Byrne appears to oscillate between three convictions, in fact. The first is the Law of Attraction in its crude form, of manifesting what you want by drawing to yourself with the power of thought. The second is a cluster of insights, shared by ancient traditions and modern psychology, which range from the freedom of disidentifying with feelings, to the dissolution of traumatic experiences by carefully approaching them. Then, there is the third conviction and new element in The Greatest Secret, which is to know yourself as infinite awareness.

Return is life’s direction of travel.

Spira deploys a number of metaphors to explore it, some of which are anthologised in Byrne’s book. For example, he suggests realising that you are the station into which trains of thought come and go. Or, he suggests becoming aware of the screen upon which the movie of life plays. Or again, he will describe awareness as like waking up from a dream, an analogy that works because, in dreams, it seems as if the whole of life is there when, upon waking, we know that the dream was an expression or activity of awareness, limited by sleep.
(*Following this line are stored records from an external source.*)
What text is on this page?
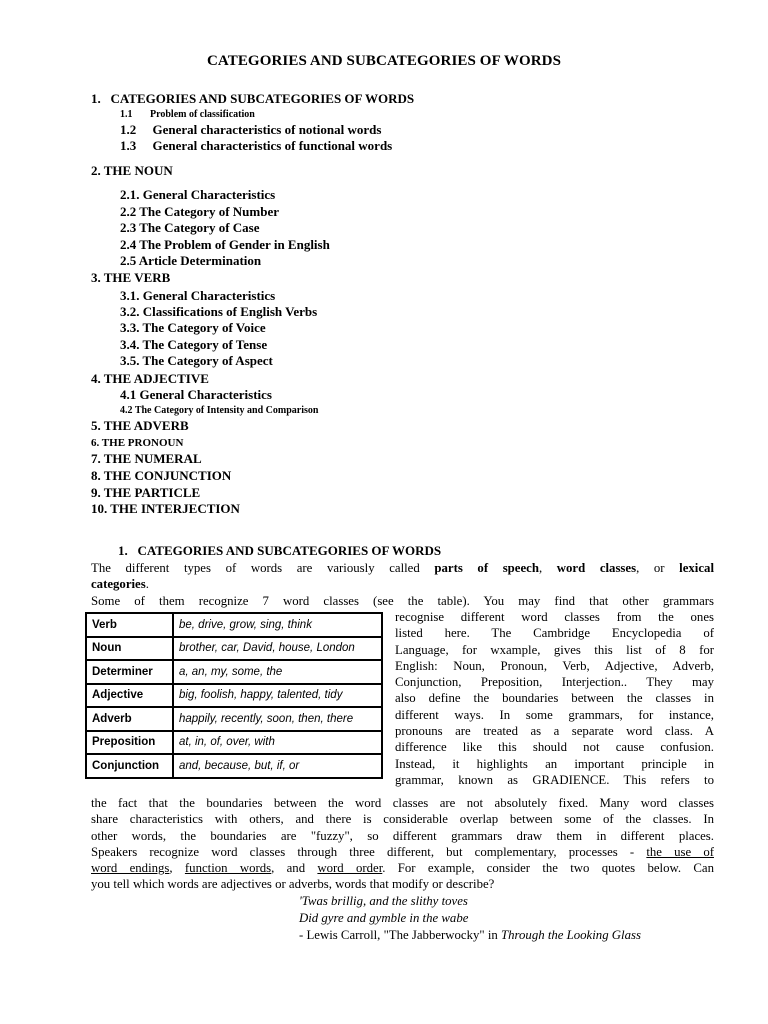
CATEGORIES AND SUBCATEGORIES OF WORDS
1.   CATEGORIES AND SUBCATEGORIES OF WORDS
1.1       Problem of classification
1.2     General characteristics of notional words
1.3     General characteristics of functional words
2. THE NOUN
2.1. General Characteristics
2.2 The Category of Number
2.3 The Category of Case
2.4 The Problem of Gender in English
2.5 Article Determination
3. THE VERB
3.1. General Characteristics
3.2. Classifications of English Verbs
3.3. The Category of Voice
3.4. The Category of Tense
3.5. The Category of Aspect
4. THE ADJECTIVE
4.1 General Characteristics
4.2 The Category of Intensity and Comparison
5. THE ADVERB
6. THE PRONOUN
7. THE NUMERAL
8. THE CONJUNCTION
9. THE PARTICLE
10. THE INTERJECTION
1.   CATEGORIES AND SUBCATEGORIES OF WORDS
The different types of words are variously called parts of speech, word classes, or lexical
categories.
Some of them recognize 7 word classes (see the table). You may find that other grammars
Verb	be, drive, grow, sing, think
Noun	brother, car, David, house, London
Determiner	a, an, my, some, the
Adjective	big, foolish, happy, talented, tidy
Adverb	happily, recently, soon, then, there
Preposition	at, in, of, over, with
Conjunction	and, because, but, if, or
recognise different word classes from the ones
listed here. The Cambridge Encyclopedia of
Language, for wxample, gives this list of 8 for
English: Noun, Pronoun, Verb, Adjective, Adverb,
Conjunction, Preposition, Interjection.. They may
also define the boundaries between the classes in
different ways. In some grammars, for instance,
pronouns are treated as a separate word class. A
difference like this should not cause confusion.
Instead, it highlights an important principle in
grammar, known as GRADIENCE. This refers to
the fact that the boundaries between the word classes are not absolutely fixed. Many word classes
share characteristics with others, and there is considerable overlap between some of the classes. In
other words, the boundaries are "fuzzy", so different grammars draw them in different places.
Speakers recognize word classes through three different, but complementary, processes - the use of
word endings, function words, and word order. For example, consider the two quotes below. Can
you tell which words are adjectives or adverbs, words that modify or describe?
'Twas brillig, and the slithy toves
Did gyre and gymble in the wabe
- Lewis Carroll, "The Jabberwocky" in Through the Looking Glass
For much of her new book, Byrne is on the same page as Spira, until she says or implies the opposite: hop on the trains, make the movie, live the dream.

Sufi teachers often refer to the following Hadith: I was a hidden treasure and I longed to be known, so I created the world to be known. Return is life’s direction of travel, and the destination is no distance from us.

It is a hard subject to write about. One of Rupert Spira’s inspirations, Ramana Maharshi, preferred to remain silent, inviting followers into the presence, and talking only as concession. So it may be that reading The Greatest Secret against The Secret is revelatory. It is worth teasing out the differences because, in the gaps forged by the confusions, might come awareness of the timeless awareness that is always, already here.